Project- Complementary anticancer therapy using medicinal plants: from molecular characterisation to preclinical testing
Dominic Omosa Ochwang’i holds a Bachelor’s degree in Veterinary Medicine from the University of Nairobi acquired in 2007 and is a registered veterinary surgeon with the Kenya Veterinary Board. He was awarded a University of Nairobi Scholarship and Academic Research Enhancement Award by Western Kentucky University as a visiting research scholar, USA in 2008 for a MSc in Comparative Mammalian Physiology and graduated in 2011. Ochwang’i was then employed as a Tutorial Fellow in the Department of Veterinary Anatomy and Physiology, Faculty of Veterinary Medicine, University of Nairobi. He graduated with Doctor of Philosophy (PhD) in September 2017 with a dissertation in “Pharmacophysiological anticancer potential of medicinal plants used in Kakamega County in Kenya” under the Regional Initiative for Science and Education (RISE AFNNET) PhD scholarship programme.
During his PhD project, he acquired diverse molecular techniques as a visiting research scholar at the Institute of Pharmacy and Biochemistry, Department of Pharmaceutical Biology, Johannes Gutenberg University, Mainz, Germany.
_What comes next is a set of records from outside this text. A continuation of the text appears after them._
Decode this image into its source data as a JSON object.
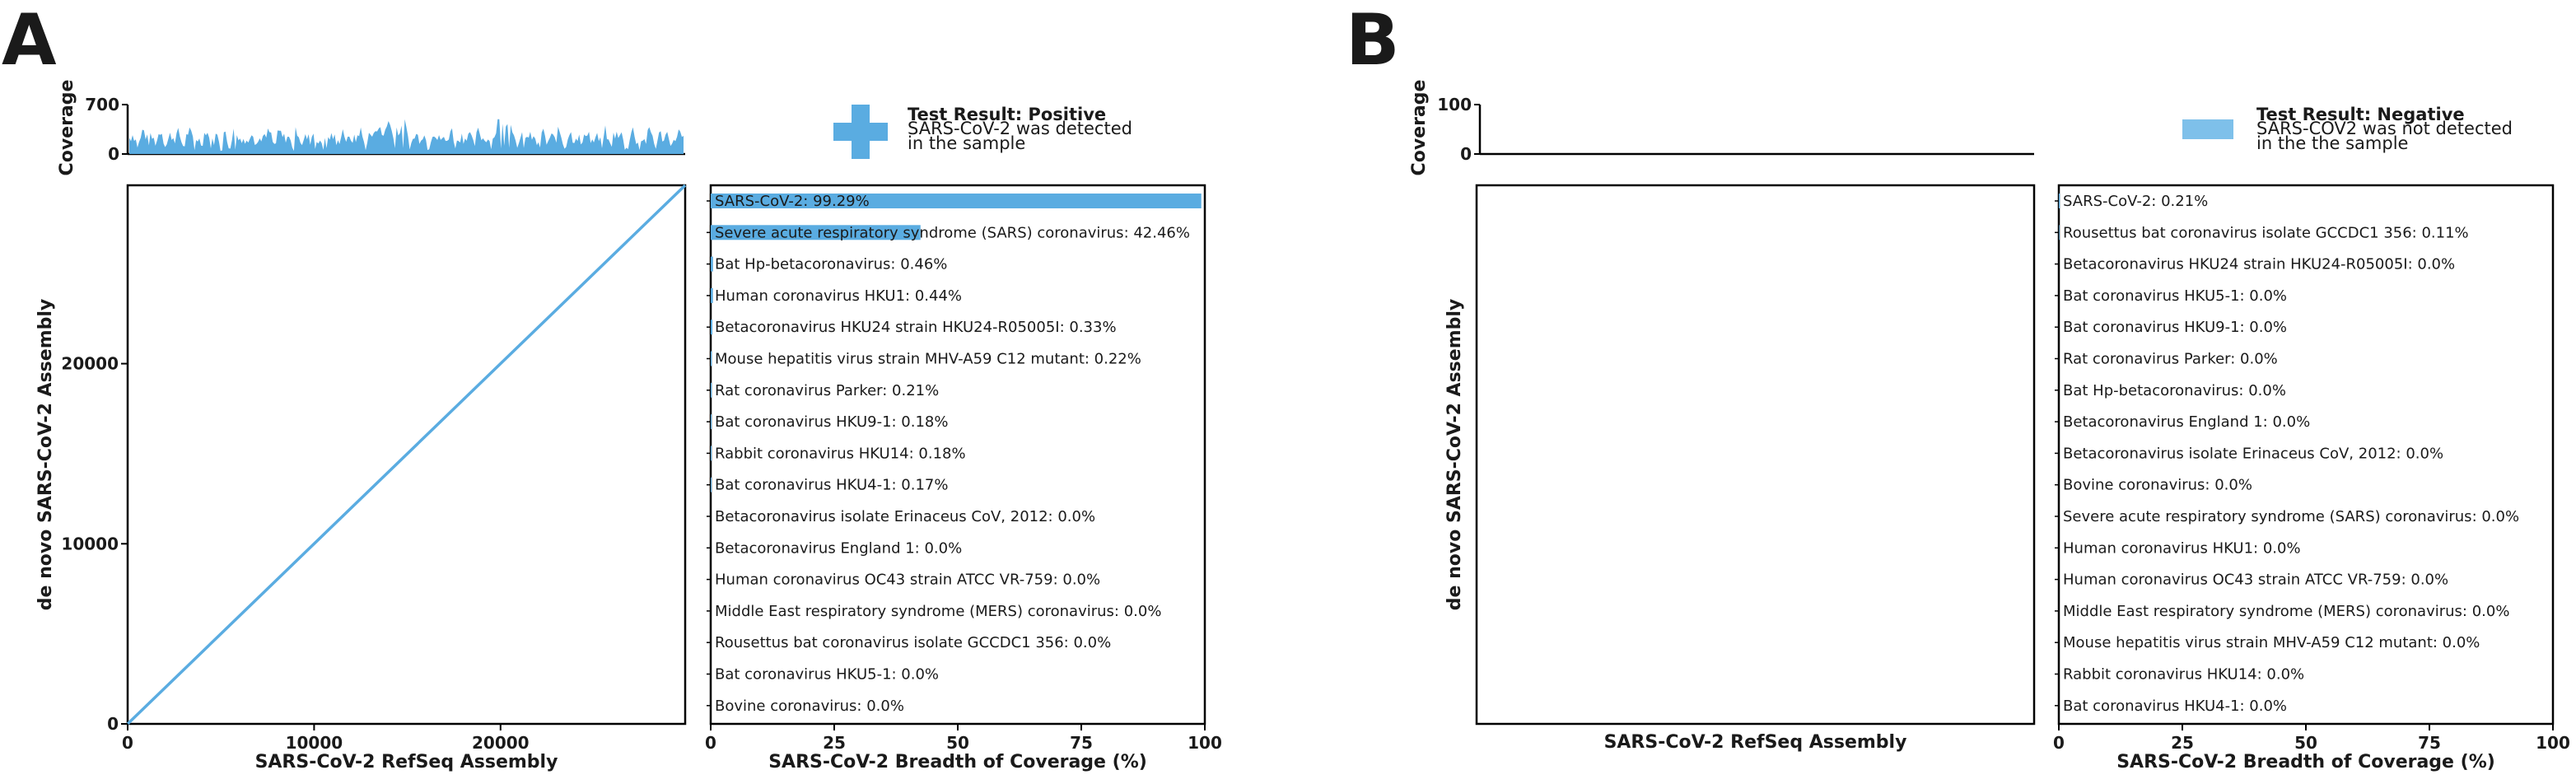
{
  "colors": {
    "accent": "#5aace1",
    "accent_light": "#7ec0ea",
    "axis": "#000000"
  },
  "panels": [
    {
      "letter": "A",
      "coverage": {
        "ylabel": "Coverage",
        "yticks": [
          "700",
          "0"
        ],
        "ymax": 700,
        "has_signal": true
      },
      "scatter": {
        "type": "line",
        "xlabel": "SARS-CoV-2 RefSeq Assembly",
        "ylabel": "de novo SARS-CoV-2 Assembly",
        "xlim": [
          0,
          29903
        ],
        "ylim": [
          0,
          29903
        ],
        "x": [
          0,
          29903
        ],
        "y": [
          0,
          29903
        ],
        "xticks": [
          {
            "v": 0,
            "l": "0"
          },
          {
            "v": 10000,
            "l": "10000"
          },
          {
            "v": 20000,
            "l": "20000"
          }
        ],
        "yticks": [
          {
            "v": 0,
            "l": "0"
          },
          {
            "v": 10000,
            "l": "10000"
          },
          {
            "v": 20000,
            "l": "20000"
          }
        ],
        "show_ticks": true
      },
      "legend": {
        "icon": "plus-icon",
        "title": "Test Result: Positive",
        "lines": [
          "SARS-CoV-2 was detected",
          "in the sample"
        ]
      },
      "chart_data": {
        "type": "bar",
        "orientation": "horizontal",
        "xlabel": "SARS-CoV-2 Breadth of Coverage (%)",
        "xlim": [
          0,
          100
        ],
        "xticks": [
          "0",
          "25",
          "50",
          "75",
          "100"
        ],
        "categories": [
          "SARS-CoV-2: 99.29%",
          "Severe acute respiratory syndrome (SARS) coronavirus: 42.46%",
          "Bat Hp-betacoronavirus: 0.46%",
          "Human coronavirus HKU1: 0.44%",
          "Betacoronavirus HKU24 strain HKU24-R05005I: 0.33%",
          "Mouse hepatitis virus strain MHV-A59 C12 mutant: 0.22%",
          "Rat coronavirus Parker: 0.21%",
          "Bat coronavirus HKU9-1: 0.18%",
          "Rabbit coronavirus HKU14: 0.18%",
          "Bat coronavirus HKU4-1: 0.17%",
          "Betacoronavirus isolate Erinaceus CoV, 2012: 0.0%",
          "Betacoronavirus England 1: 0.0%",
          "Human coronavirus OC43 strain ATCC VR-759: 0.0%",
          "Middle East respiratory syndrome (MERS) coronavirus: 0.0%",
          "Rousettus bat coronavirus isolate GCCDC1 356: 0.0%",
          "Bat coronavirus HKU5-1: 0.0%",
          "Bovine coronavirus: 0.0%"
        ],
        "values": [
          99.29,
          42.46,
          0.46,
          0.44,
          0.33,
          0.22,
          0.21,
          0.18,
          0.18,
          0.17,
          0.0,
          0.0,
          0.0,
          0.0,
          0.0,
          0.0,
          0.0
        ]
      }
    },
    {
      "letter": "B",
      "coverage": {
        "ylabel": "Coverage",
        "yticks": [
          "100",
          "0"
        ],
        "ymax": 100,
        "has_signal": false
      },
      "scatter": {
        "type": "line",
        "xlabel": "SARS-CoV-2 RefSeq Assembly",
        "ylabel": "de novo SARS-CoV-2 Assembly",
        "xlim": [
          0,
          29903
        ],
        "ylim": [
          0,
          29903
        ],
        "x": [],
        "y": [],
        "xticks": [],
        "yticks": [],
        "show_ticks": false
      },
      "legend": {
        "icon": "rectangle-icon",
        "title": "Test Result: Negative",
        "lines": [
          "SARS-COV2 was not detected",
          "in the the sample"
        ]
      },
      "chart_data": {
        "type": "bar",
        "orientation": "horizontal",
        "xlabel": "SARS-CoV-2 Breadth of Coverage (%)",
        "xlim": [
          0,
          100
        ],
        "xticks": [
          "0",
          "25",
          "50",
          "75",
          "100"
        ],
        "categories": [
          "SARS-CoV-2: 0.21%",
          "Rousettus bat coronavirus isolate GCCDC1 356: 0.11%",
          "Betacoronavirus HKU24 strain HKU24-R05005I: 0.0%",
          "Bat coronavirus HKU5-1: 0.0%",
          "Bat coronavirus HKU9-1: 0.0%",
          "Rat coronavirus Parker: 0.0%",
          "Bat Hp-betacoronavirus: 0.0%",
          "Betacoronavirus England 1: 0.0%",
          "Betacoronavirus isolate Erinaceus CoV, 2012: 0.0%",
          "Bovine coronavirus: 0.0%",
          "Severe acute respiratory syndrome (SARS) coronavirus: 0.0%",
          "Human coronavirus HKU1: 0.0%",
          "Human coronavirus OC43 strain ATCC VR-759: 0.0%",
          "Middle East respiratory syndrome (MERS) coronavirus: 0.0%",
          "Mouse hepatitis virus strain MHV-A59 C12 mutant: 0.0%",
          "Rabbit coronavirus HKU14: 0.0%",
          "Bat coronavirus HKU4-1: 0.0%"
        ],
        "values": [
          0.21,
          0.11,
          0.0,
          0.0,
          0.0,
          0.0,
          0.0,
          0.0,
          0.0,
          0.0,
          0.0,
          0.0,
          0.0,
          0.0,
          0.0,
          0.0,
          0.0
        ]
      }
    }
  ]
}
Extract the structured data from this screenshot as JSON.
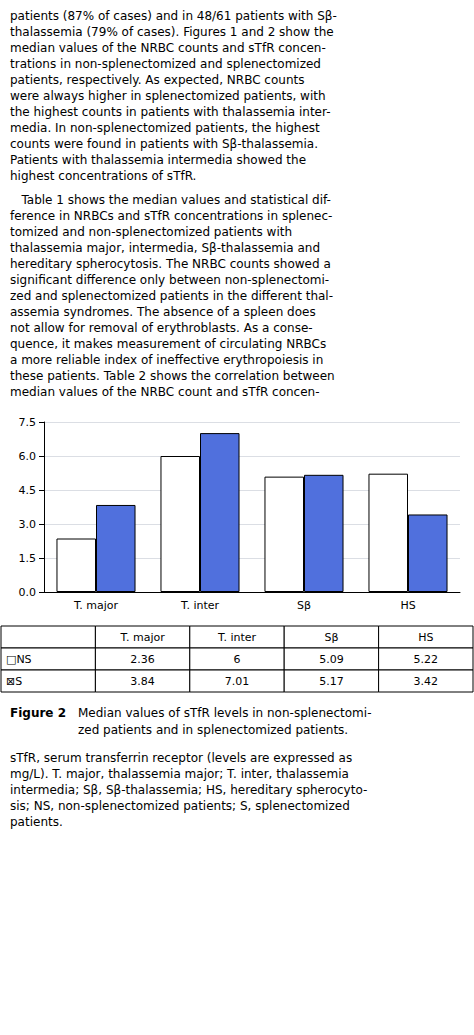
{
  "chart_data": {
    "type": "bar",
    "title": "Figure 2",
    "subtitle": "Median values of sTfR levels in non-splenectomi-\nzed patients and in splenectomized patients.",
    "categories": [
      "T. major",
      "T. inter",
      "Sβ",
      "HS"
    ],
    "series": [
      {
        "name": "□NS",
        "color": "#ffffff",
        "values": [
          2.36,
          6.0,
          5.09,
          5.22
        ]
      },
      {
        "name": "⊠S",
        "values": [
          3.84,
          7.01,
          5.17,
          3.42
        ]
      }
    ],
    "ylim": [
      0,
      7.5
    ],
    "yticks": [
      {
        "value": 0,
        "label": "0.0"
      },
      1.5,
      {
        "value": 3,
        "label": "3.0"
      },
      4.5,
      {
        "value": 6,
        "label": "6.0"
      },
      7.5
    ],
    "grid": true,
    "annotations": [
      "patients (87% of cases) and in 48/61 patients with Sβ-\nthalassemia (79% of cases). Figures 1 and 2 show the\nmedian values of the NRBC counts and sTfR concen-\ntrations in non-splenectomized and splenectomized\npatients, respectively. As expected, NRBC counts\nwere always higher in splenectomized patients, with\nthe highest counts in patients with thalassemia inter-\nmedia. In non-splenectomized patients, the highest\ncounts were found in patients with Sβ-thalassemia.\nPatients with thalassemia intermedia showed the\nhighest concentrations of sTfR.",
      "   Table 1 shows the median values and statistical dif-\nference in NRBCs and sTfR concentrations in splenec-\ntomized and non-splenectomized patients with\nthalassemia major, intermedia, Sβ-thalassemia and\nhereditary spherocytosis. The NRBC counts showed a\nsignificant difference only between non-splenectomi-\nzed and splenectomized patients in the different thal-\nassemia syndromes. The absence of a spleen does\nnot allow for removal of erythroblasts. As a conse-\nquence, it makes measurement of circulating NRBCs\na more reliable index of ineffective erythropoiesis in\nthese patients. Table 2 shows the correlation between\nmedian values of the NRBC count and sTfR concen-",
      "sTfR, serum transferrin receptor (levels are expressed as\nmg/L). T. major, thalassemia major; T. inter, thalassemia\nintermedia; Sβ, Sβ-thalassemia; HS, hereditary spherocyto-\nsis; NS, non-splenectomized patients; S, splenectomized\npatients."
    ]
  }
}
He has published in internationally peer reviewed journals and has interests in cell signaling and gene expression, molecular biotechnology, cancer therapeutics, natural products research and Comparative Physiology. He is currently a Lecturer in the Department of Veterinary Anatomy and Physiology at the University of Nairobi, Kenya.
Project- Complementary anticancer therapy using medicinal plants: from molecular characterisation to preclinical testing
Cancer is a disorder involving unregulated cell growth characterised by uncontrolled cell division that results in the formation of tumors that may metastasize to invade other parts of the body. Current standard treatment regime includes chemotherapy, radiotherapy and surgery. Effectiveness of chemotherapy is often limited by toxicity to other non-target tissues in the body, multidrug resistance and high costs. There has been a therapeutic paradigm shift with consideration for alternative low cost therapies from medicinal plants. Ochwang’i seeks to investigate the anticancer potential of selected Kenyan medicinal plants through evaluation of their effects on breast, prostate, leukemia, colon, glioblastoma, cervical and esophageal human cancer cell lines selective cytotoxic viability, molecular gene expression profiling, pre-clinical in-vivo testing in mice cancer xenografts and active dog cancers.
The present study intends to scientifically validate the anticancer effects of the selected medicinal plants extracts and identified molecules for therapeutic efficacy assurance. It is envisaged that the outcome of this work will be a validation of use of medicinal plants as an alternative and complementary source of cancer therapy.
We intend to engage Traditional medical practitioners (TMPs) as stakeholders for this innovative approach for the development of natural products for local indigenous community consumption as well as industry development and potential commercialization. This will primarily provide a standard for medicinal plant use and also reduce treatment cost of cancer in the human population.